Radiographic studies may not reveal the cause of tracheal obstruction,
since these are often dynamic processes. Direct laryngoscopy or
bronchoscopy may be necessary.
Current Evidence
Tracheal obstruction may be produced by stenosis or lesions within the lumen of
the trachea (Fig. 124.1 ), in the wall of the trachea, or by extrinsic compression.

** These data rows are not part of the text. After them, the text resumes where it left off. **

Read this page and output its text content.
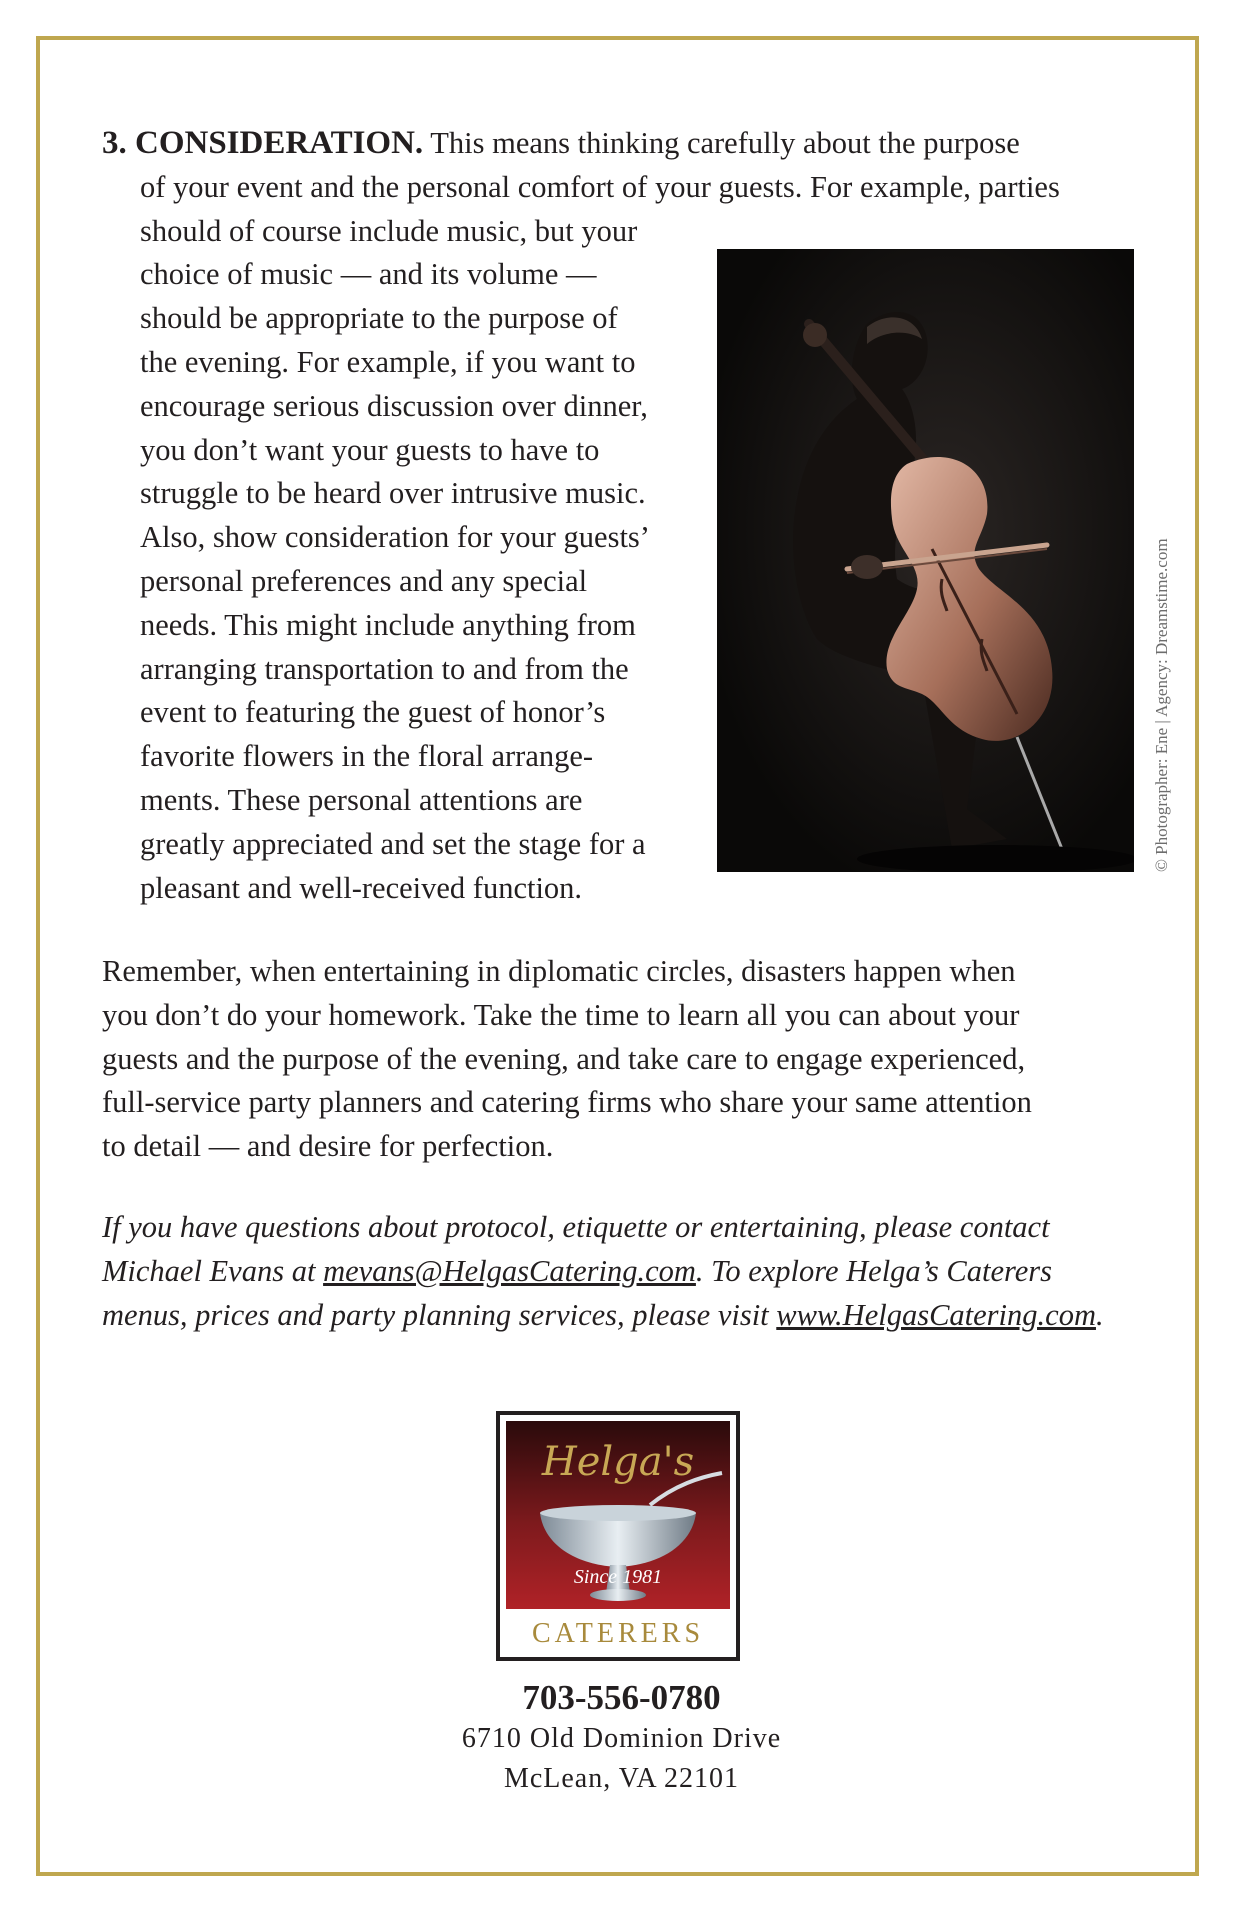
3. CONSIDERATION. This means thinking carefully about the purpose
of your event and the personal comfort of your guests. For example, parties
should of course include music, but your
choice of music — and its volume —
should be appropriate to the purpose of
the evening. For example, if you want to
encourage serious discussion over dinner,
you don’t want your guests to have to
struggle to be heard over intrusive music.
Also, show consideration for your guests’
personal preferences and any special
needs. This might include anything from
arranging transportation to and from the
event to featuring the guest of honor’s
favorite flowers in the floral arrange-
ments. These personal attentions are
greatly appreciated and set the stage for a
pleasant and well-received function.
© Photographer: Ene | Agency: Dreamstime.com
Remember, when entertaining in diplomatic circles, disasters happen when
you don’t do your homework. Take the time to learn all you can about your
guests and the purpose of the evening, and take care to engage experienced,
full-service party planners and catering firms who share your same attention
to detail — and desire for perfection.
If you have questions about protocol, etiquette or entertaining, please contact
Michael Evans at mevans@HelgasCatering.com. To explore Helga’s Caterers
menus, prices and party planning services, please visit www.HelgasCatering.com.
Helga's
Since 1981
CATERERS
703-556-0780
6710 Old Dominion Drive
McLean, VA 22101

One of the most common causes of intrinsic obstruction in children is an
aspirated foreign body (please see Chapter 32 Foreign Body: Ingestion and
Aspiration for details). Other causes include congenital anomalies such as
subglottic stenosis, laryngomalacia, and vocal cord paralysis. Acquired causes
include subglottic stenosis after tracheostomy or prolonged intubation, viral or
bacterial tracheitis or any process that causes significant mucosal edema
particularly in an infant with small baseline airway diameter, or rarely a spaceoccupying lesion such as a hemangioma or primary tracheobronchial tumor.
Tracheomalacia, sometimes complicating lung disease of prematurity and
prolonged intubation, is characterized by a floppy trachea that collapses during
expiration when the intrathoracic trachea is compressed by the positive
intrathoracic pressure. Laryngomalacia, or tracheomalacia outside the thoracic
inlet, may produce obstruction during inspiration when the negative intraluminal
pressure transmitted from the chest causes the floppy wall to collapse.
Tracheomalacia often occurs in infants born with tracheoesophageal fistula (TEF)
or other intrinsic anomalies. Extrinsic compression can occur from mass lesions
(Table 124.1 ) or as a result of anomalous arteries.